I am new to Machine learning in that Artificial Neural Network. I am using nnet package in R for training of Neural Network. What is the difference between model parameters and hyperparameters? I have heard that the hyper parameters are set before we set the model parameters. What are the hyper parameters and model parameters of a Artificial Neural Network and when they are actually tuned? i.e. Are hyper parameters tuned in Training stage of Neural Network and model parameters in validation stage?
The parameters of a neural network are typically the weights of the connections. In this case, these parameters are learned during the training stage. So, the algorithm itself (and the input data) tunes these parameters.

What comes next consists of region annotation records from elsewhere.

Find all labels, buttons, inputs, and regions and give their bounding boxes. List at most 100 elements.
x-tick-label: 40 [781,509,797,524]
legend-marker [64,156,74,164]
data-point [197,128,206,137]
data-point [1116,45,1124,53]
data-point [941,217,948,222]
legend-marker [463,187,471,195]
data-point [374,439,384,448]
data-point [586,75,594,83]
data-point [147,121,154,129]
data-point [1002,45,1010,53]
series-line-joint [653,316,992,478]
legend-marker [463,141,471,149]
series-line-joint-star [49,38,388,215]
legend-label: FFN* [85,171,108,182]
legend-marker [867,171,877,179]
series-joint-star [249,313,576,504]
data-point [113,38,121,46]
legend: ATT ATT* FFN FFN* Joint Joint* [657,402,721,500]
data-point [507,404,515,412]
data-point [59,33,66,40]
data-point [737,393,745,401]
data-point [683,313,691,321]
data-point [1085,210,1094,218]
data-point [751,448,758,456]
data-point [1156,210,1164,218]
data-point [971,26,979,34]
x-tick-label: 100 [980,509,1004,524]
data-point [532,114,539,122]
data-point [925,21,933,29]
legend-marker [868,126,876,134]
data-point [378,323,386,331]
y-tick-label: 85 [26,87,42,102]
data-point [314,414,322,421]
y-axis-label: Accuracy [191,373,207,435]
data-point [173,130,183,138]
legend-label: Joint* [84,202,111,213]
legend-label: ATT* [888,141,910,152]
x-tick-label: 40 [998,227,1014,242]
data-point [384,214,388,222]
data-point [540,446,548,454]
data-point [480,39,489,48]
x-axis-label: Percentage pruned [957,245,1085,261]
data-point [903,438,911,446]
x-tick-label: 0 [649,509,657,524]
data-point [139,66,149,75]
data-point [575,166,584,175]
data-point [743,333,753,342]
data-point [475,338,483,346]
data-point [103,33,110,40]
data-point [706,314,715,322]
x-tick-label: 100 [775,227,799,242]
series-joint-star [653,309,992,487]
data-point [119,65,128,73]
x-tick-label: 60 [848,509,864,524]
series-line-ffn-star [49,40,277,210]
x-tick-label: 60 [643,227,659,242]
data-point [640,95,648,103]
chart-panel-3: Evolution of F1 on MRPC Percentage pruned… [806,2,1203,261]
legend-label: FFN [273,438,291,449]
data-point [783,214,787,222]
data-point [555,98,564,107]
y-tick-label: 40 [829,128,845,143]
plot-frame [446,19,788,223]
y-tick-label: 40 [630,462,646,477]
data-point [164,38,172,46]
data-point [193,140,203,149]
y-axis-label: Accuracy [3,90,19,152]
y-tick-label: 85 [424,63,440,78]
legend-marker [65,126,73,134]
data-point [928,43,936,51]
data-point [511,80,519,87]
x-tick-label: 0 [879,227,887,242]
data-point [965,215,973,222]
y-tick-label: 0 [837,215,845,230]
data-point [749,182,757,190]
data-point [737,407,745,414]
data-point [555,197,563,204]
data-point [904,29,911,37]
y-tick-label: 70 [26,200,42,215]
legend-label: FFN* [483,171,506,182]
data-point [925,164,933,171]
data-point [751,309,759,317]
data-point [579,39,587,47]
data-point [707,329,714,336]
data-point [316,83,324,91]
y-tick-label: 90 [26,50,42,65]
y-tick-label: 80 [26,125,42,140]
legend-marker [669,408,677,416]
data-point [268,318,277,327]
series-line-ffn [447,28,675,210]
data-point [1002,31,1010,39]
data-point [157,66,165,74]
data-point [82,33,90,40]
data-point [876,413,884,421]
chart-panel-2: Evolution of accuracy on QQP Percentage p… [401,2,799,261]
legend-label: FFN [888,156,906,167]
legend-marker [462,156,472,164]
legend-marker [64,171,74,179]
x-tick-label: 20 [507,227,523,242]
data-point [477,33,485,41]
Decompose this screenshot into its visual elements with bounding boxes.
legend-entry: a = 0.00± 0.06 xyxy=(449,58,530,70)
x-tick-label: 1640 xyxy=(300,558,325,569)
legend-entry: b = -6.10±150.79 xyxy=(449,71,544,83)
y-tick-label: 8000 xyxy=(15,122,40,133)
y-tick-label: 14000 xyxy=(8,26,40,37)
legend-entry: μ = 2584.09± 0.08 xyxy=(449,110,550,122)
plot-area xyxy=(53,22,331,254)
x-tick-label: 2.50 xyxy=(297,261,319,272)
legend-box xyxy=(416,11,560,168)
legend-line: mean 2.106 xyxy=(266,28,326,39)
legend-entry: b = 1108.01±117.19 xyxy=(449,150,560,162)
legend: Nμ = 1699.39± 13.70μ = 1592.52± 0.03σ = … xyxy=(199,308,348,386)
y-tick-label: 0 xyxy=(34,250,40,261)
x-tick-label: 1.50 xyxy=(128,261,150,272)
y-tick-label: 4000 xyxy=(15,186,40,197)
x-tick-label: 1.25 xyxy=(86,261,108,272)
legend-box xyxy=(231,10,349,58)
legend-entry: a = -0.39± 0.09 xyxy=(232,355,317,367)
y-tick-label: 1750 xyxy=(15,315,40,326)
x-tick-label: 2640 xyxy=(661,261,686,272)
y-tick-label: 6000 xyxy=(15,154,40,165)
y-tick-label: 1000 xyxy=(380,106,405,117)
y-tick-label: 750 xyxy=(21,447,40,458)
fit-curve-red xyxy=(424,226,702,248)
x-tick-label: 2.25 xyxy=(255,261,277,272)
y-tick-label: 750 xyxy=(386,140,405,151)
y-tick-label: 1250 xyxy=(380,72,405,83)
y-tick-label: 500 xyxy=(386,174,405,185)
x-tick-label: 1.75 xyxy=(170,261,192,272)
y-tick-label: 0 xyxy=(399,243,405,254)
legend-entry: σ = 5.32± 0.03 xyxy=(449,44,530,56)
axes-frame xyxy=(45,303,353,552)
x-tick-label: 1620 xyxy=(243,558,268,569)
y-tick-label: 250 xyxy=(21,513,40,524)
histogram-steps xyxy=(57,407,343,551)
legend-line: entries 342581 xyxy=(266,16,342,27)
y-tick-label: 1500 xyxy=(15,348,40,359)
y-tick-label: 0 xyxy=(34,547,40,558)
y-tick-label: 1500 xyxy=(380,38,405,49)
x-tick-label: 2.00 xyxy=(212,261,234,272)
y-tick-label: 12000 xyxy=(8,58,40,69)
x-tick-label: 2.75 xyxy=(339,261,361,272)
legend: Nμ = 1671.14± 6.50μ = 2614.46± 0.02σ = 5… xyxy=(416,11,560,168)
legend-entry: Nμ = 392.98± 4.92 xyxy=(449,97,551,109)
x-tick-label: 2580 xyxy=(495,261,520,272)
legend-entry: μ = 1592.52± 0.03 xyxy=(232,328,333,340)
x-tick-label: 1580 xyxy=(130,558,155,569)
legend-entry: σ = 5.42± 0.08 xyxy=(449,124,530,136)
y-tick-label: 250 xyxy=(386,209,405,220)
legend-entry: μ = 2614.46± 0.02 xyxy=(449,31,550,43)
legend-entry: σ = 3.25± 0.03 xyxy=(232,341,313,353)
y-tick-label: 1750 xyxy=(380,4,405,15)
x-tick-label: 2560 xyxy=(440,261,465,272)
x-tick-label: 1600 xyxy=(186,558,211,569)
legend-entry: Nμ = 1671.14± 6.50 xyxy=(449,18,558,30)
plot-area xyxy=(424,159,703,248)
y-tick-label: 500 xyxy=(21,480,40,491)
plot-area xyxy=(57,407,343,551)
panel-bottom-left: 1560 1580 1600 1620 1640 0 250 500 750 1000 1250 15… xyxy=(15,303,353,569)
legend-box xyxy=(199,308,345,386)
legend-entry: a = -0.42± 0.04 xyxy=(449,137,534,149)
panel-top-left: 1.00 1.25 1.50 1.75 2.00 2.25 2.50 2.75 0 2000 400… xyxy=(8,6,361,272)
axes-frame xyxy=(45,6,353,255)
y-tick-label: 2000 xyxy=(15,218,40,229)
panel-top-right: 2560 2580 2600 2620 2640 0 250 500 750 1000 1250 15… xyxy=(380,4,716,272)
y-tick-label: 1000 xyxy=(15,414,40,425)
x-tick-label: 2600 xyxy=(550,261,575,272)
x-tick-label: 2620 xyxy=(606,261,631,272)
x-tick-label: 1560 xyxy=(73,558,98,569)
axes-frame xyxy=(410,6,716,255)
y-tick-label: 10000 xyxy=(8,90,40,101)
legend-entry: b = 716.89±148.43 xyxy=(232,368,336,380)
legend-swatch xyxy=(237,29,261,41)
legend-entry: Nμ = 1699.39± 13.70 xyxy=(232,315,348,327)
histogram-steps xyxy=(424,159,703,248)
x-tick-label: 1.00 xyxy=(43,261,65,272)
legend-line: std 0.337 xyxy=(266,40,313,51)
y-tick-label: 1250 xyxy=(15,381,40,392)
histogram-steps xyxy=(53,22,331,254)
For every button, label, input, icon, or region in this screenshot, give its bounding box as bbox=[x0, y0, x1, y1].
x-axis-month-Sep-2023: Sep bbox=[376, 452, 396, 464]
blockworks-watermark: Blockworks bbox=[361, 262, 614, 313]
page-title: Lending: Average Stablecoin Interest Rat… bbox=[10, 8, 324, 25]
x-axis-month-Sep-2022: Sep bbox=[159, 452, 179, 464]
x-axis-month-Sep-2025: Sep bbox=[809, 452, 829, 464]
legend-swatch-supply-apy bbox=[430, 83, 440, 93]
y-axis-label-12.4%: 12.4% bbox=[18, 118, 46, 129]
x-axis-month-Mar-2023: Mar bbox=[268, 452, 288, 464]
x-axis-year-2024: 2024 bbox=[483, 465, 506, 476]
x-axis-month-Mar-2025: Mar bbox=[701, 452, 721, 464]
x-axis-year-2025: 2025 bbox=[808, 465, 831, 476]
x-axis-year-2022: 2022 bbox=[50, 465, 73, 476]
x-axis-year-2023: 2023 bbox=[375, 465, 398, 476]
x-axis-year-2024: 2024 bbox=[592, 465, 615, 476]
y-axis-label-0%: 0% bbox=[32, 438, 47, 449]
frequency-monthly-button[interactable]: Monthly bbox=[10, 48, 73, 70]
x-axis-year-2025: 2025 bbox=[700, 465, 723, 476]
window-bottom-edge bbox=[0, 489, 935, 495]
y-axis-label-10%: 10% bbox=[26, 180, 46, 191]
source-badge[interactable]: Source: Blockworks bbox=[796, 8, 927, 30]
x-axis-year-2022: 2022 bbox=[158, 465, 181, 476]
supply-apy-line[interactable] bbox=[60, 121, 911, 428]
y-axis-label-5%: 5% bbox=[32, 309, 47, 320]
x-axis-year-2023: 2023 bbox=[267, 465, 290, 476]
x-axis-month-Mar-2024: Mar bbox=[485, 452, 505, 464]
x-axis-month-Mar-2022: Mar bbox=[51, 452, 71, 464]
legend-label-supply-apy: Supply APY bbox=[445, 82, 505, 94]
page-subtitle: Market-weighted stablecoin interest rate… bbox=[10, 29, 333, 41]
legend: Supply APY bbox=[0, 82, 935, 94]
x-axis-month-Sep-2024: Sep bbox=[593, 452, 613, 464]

The hyper parameters are typically the learning rate, the batch size or the number of epochs. The are so called "hyper" because they influence how your parameters will be learned. You optimize these hyper parameters as you want (depends on your possibilities): grid search, random search, by hand, using visualisations... The validation stage help you to both know if your parameters have been learned enough and know if your hyper parameters are good.
If you want to know more about hyper parameters and parameters in general in machine learning, look for "deep learning versus shallow learning".
I'd characterize model parameters as the architectural choices of the neural net, i.e. how many layers, the number of nodes per layer, the type of unit (sigmoid, tanh etc.), whereas hyperparameters are things such as the learning rate, momentum, regularization coefficient and such like. The hyperparameters need to be tuned during training for any given neural net architecture.